Удивительно уже то, как Хайдеггер умеет приковать наше внимание к этой близости переживания окружающего мира. Но хотя тогдашние студенты чувствовали то же, что и мы сегодня, – что их чуть ли не против воли втягивают в этот способ мышления, – потом наступал момент, когда они недоуменно протирали глаза и спрашивали себя: да что же это было, какое мне дело до переживания кафедры? Карл Ясперс в своих заметках о Хайдеггере, которые он собирал с двадцатых годов и которые в момент его смерти все еще лежали на письменном столе, точно сформулировал впечатление от этого опыта встречи с философией Хайдеггера. Яс-перс охарактеризовал Хайдеггера так: «…среди современников самый волнующий мыслитель: властный, подчиняющий себе, таинственный – но потом отпускающий пустым».
И действительно, за переживанием окружающего мира, каким оно описано в этой хайдеггеровской лекции, скрывается «пустотелая» тайна. Хайдеггер показывает, что мы обычно не открываемся навстречу непосредственному переживанию во всем его богатстве. Но когда дело доходит до того, чтобы определить и описать это самое богатство, он почти ничего не может сказать – кроме, как кажется, нескольких банальностей.

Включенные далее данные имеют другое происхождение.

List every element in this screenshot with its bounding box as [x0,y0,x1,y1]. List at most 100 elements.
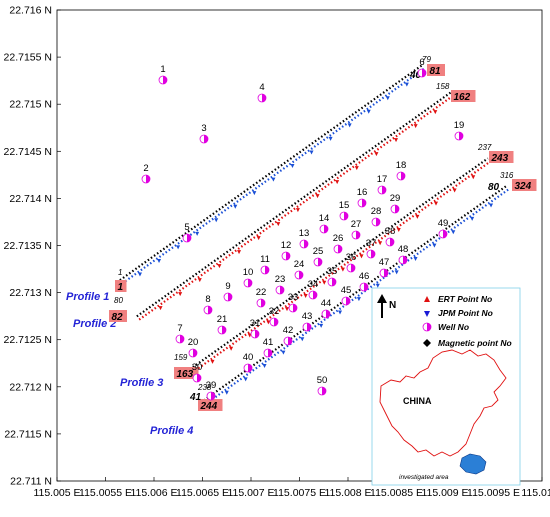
well-half-fill [187,234,191,242]
profile-start-number: 80 [114,296,123,305]
jpm-triangle-icon [424,311,430,317]
survey-point-marker [328,136,333,141]
well-half-fill [274,318,278,326]
well-number: 21 [217,314,228,325]
well-marker: 45 [341,285,352,306]
survey-point-marker [229,346,234,351]
well-half-fill [346,297,350,305]
well-marker: 34 [308,279,318,300]
ert-start-number: 1 [118,282,124,293]
well-half-fill [286,252,290,260]
well-half-fill [228,293,232,301]
inset-country-label: CHINA [403,396,432,406]
north-label: N [389,300,396,311]
well-number: 10 [243,267,254,278]
x-tick-label: 115.006 E [130,487,177,499]
well-marker: 3 [199,123,209,144]
well-half-fill [443,230,447,238]
ert-triangle-icon [424,296,430,302]
survey-point-marker [309,150,314,155]
well-marker: 36 [346,252,356,273]
ert-end-number: 324 [515,181,532,192]
survey-point-marker [394,138,399,143]
well-marker: 1 [158,64,168,85]
well-marker: 21 [217,314,228,335]
well-number: 13 [299,228,310,239]
well-half-fill [304,240,308,248]
well-marker: 12 [281,240,291,261]
well-marker: 37 [366,238,376,259]
survey-point-marker [285,307,290,312]
survey-point-marker [322,280,327,285]
well-number: 30 [192,362,203,373]
well-marker: 47 [379,257,389,278]
well-marker: 2 [141,163,151,184]
well-number: 14 [319,213,330,224]
profile-end-number: 79 [422,55,431,64]
well-half-fill [146,175,150,183]
well-marker: 8 [203,294,213,315]
well-half-fill [180,335,184,343]
profile-label: Profile 1 [66,291,109,303]
well-marker: 46 [359,271,369,292]
ert-end-box [451,90,476,102]
survey-point-marker [338,310,343,315]
well-half-fill [332,278,336,286]
y-tick-label: 22.7155 N [4,52,52,64]
well-half-fill [262,94,266,102]
north-arrow-icon [377,294,387,318]
survey-point-marker [137,272,142,277]
well-half-fill [268,349,272,357]
well-marker: 15 [339,200,349,221]
survey-point-marker [356,297,361,302]
y-tick-label: 22.716 N [9,5,52,17]
survey-point-marker [385,96,390,101]
well-marker: 9 [223,281,233,302]
well-half-fill [248,279,252,287]
china-outline [379,349,507,457]
ert-end-number: 162 [454,92,471,103]
profile-end-number: 237 [477,143,492,152]
well-half-fill [255,330,259,338]
x-tick-label: 115.008 E [324,487,371,499]
legend-ert-label: ERT Point No [438,294,492,304]
survey-point-marker [413,124,418,129]
well-half-fill [422,69,426,77]
well-half-fill [371,250,375,258]
well-number: 32 [269,306,280,317]
well-marker: 28 [371,206,381,227]
x-tick-label: 115.0065 E [176,487,229,499]
survey-point-marker [451,230,456,235]
profile-start-number: 238 [197,383,212,392]
ert-start-number: 82 [112,312,124,323]
well-half-fill [395,205,399,213]
well-number: 23 [275,274,286,285]
survey-point-marker [413,256,418,261]
inset-area-label: investigated area [399,474,449,481]
well-marker: 48 [398,244,408,265]
well-marker: 19 [454,120,464,141]
survey-point-marker [452,188,457,193]
well-marker: 40 [243,352,253,373]
well-number: 5 [184,222,189,233]
well-marker: 39 [206,380,216,401]
survey-point-marker [471,175,476,180]
x-tick-label: 115.0055 E [79,487,132,499]
well-half-fill [459,132,463,140]
survey-point-marker [262,363,267,368]
legend-magnetic-label: Magnetic point No [438,338,512,348]
profile-label: Profile 4 [150,425,193,437]
ert-points-line [138,94,454,321]
survey-point-marker [197,278,202,283]
survey-point-marker [489,203,494,208]
well-marker: 6 [417,57,427,78]
y-tick-label: 22.7115 N [4,428,52,440]
survey-point-marker [347,123,352,128]
survey-point-marker [252,191,257,196]
y-tick-label: 22.711 N [10,476,52,488]
well-marker: 38 [385,226,395,247]
well-number: 45 [341,285,352,296]
well-marker: 50 [317,375,327,396]
profile-label: Profile 2 [73,318,116,330]
well-half-fill [364,283,368,291]
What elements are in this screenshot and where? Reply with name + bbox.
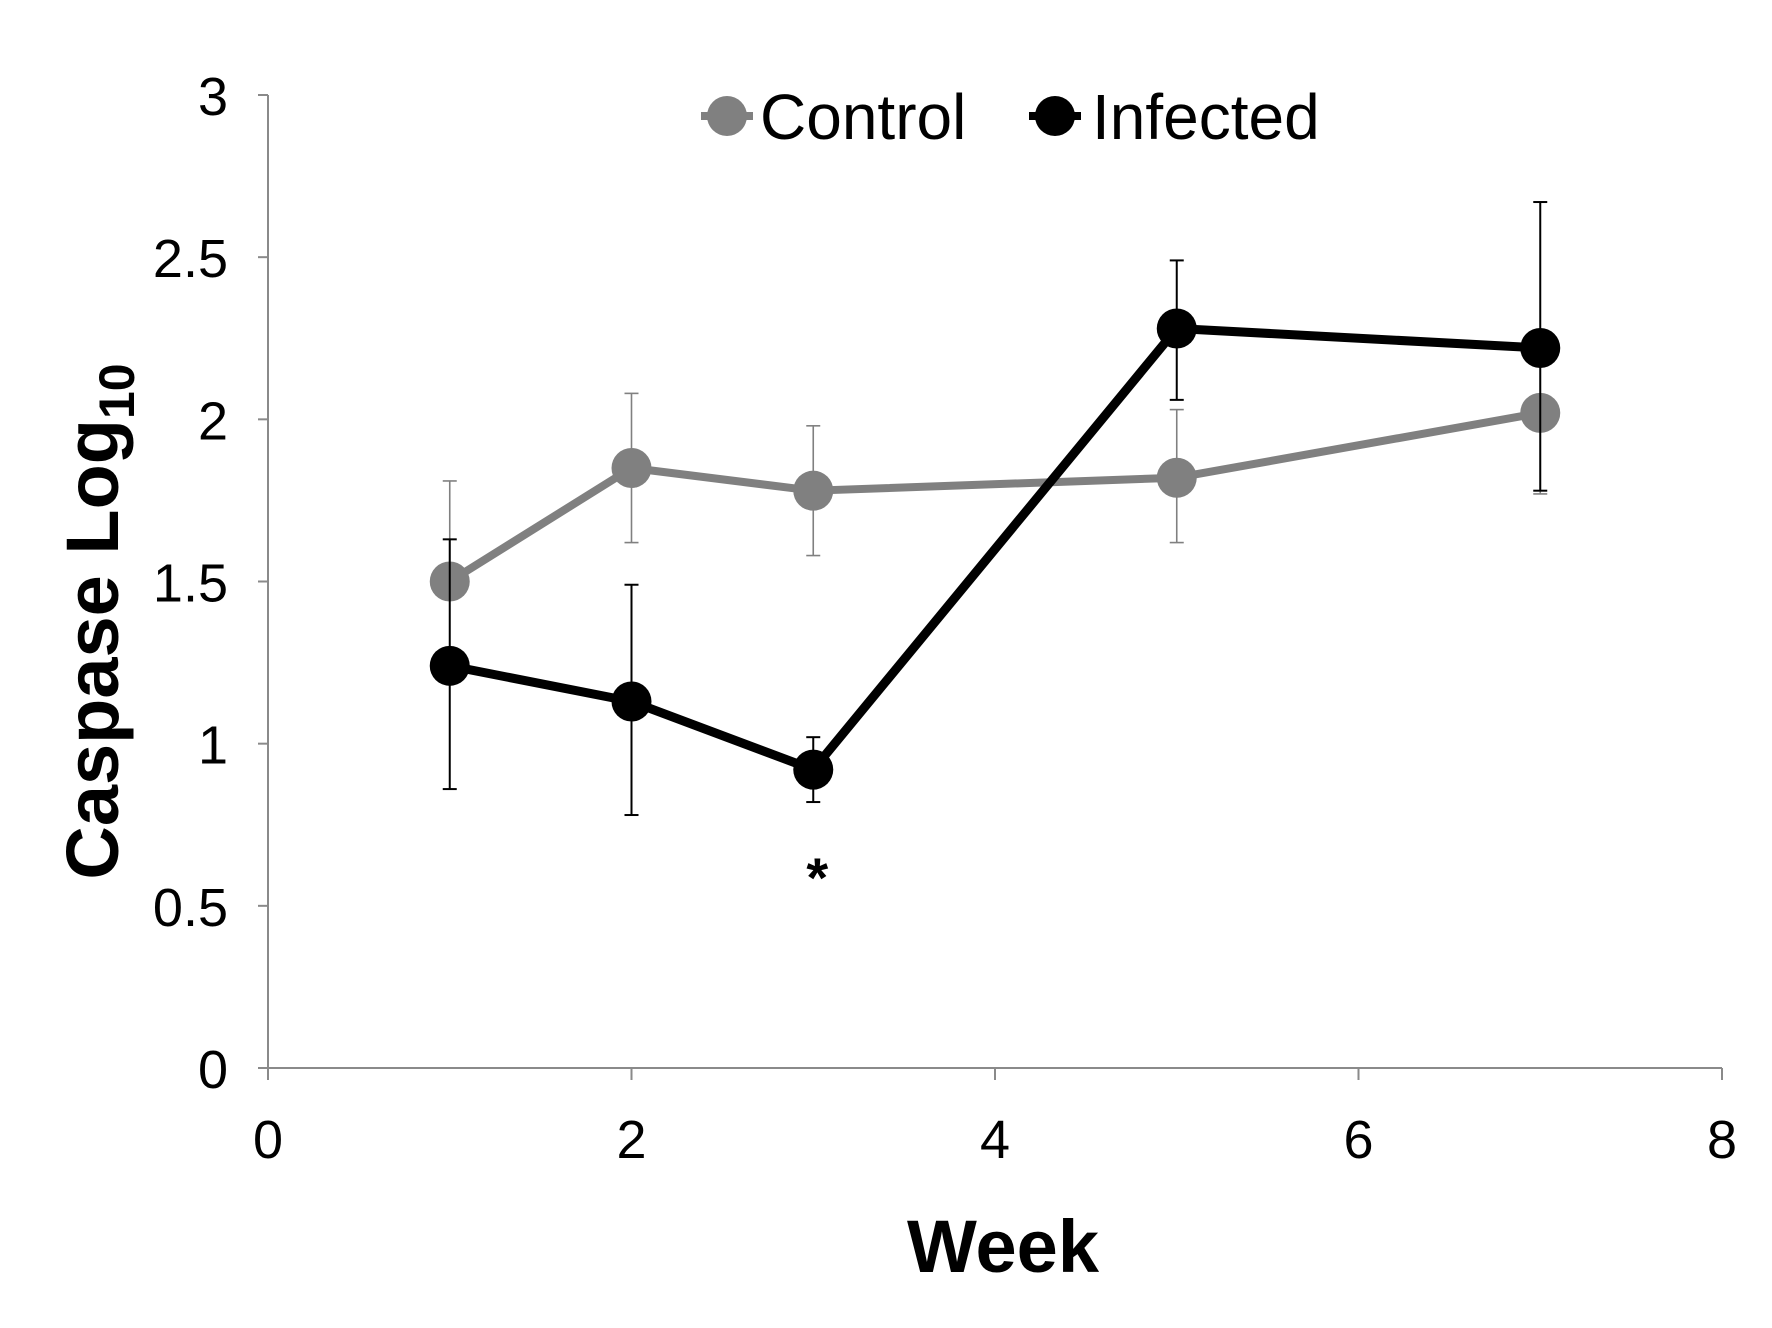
y-tick-label: 2 — [198, 391, 228, 451]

Но ведь Хайдеггер и не собирался докапываться до сути кафедры, он просто хотел на этом примере продемонстрировать определенный вид внимания – так, чтобы его можно было воспроизвести, – потому что считал, что, во-первых, такое внимание должно лежать в основе всякого философствования, и, во-вторых, мы (и вся философская традиция) обычно его «из-за спешки проглядываем». Настоящее философствование требует умения принять такую установку, настроиться на такое внимание – какими бы «предметами» или ситуациями ты ни занимался. Речь идет о методе, но о методе парадоксальном. Он заключается в том, чтобы исключить все остальные методы, методы теоретического подхода, и воспринять ситуацию такой, какой она «дана», – еще прежде, чем «я» сделает ее темой исследования или рефлексии. Уже даже в выражении «дана» содержится слишком много теоретического. Ведь, попав в определенную ситуацию, я не говорю себе: эта ситуация мне «дана»; нет, я нахожусь в ситуации, и если я целиком и полностью нахожусь в ней, то уже не существует никакого «я», которое противопоставляло бы себя этой ситуации. Если присутствует сознание своего «я» – это уже преломление изначальной ситуации. Восприятие и переживание не начинаются с «я»; «я» появляется лишь тогда, когда переживание уже дало трещину. Я теряю непосредственный контакт с ситуацией; тогда-то и возникает трещина. Или, если прибегнуть к другому образу: я смотрю на предметы через оконное стекло; себя самого я увижу только в том случае, если стекло не совсем прозрачно и потому имеет свойство отражения. Хайдеггер требует внимания, которое непосредственно включает в себя вовлеченность в ситуацию. Речь идет о чем-то среднем между экспрессивным способом выражения пережитой ситуации, с одной стороны, и дистанцирующем, овеществляющем, абстрагирующем говорении о ней – с другой. Речь идет о том, что жизнь должна быть прозрачна для себя самой в каждое ее мгновение.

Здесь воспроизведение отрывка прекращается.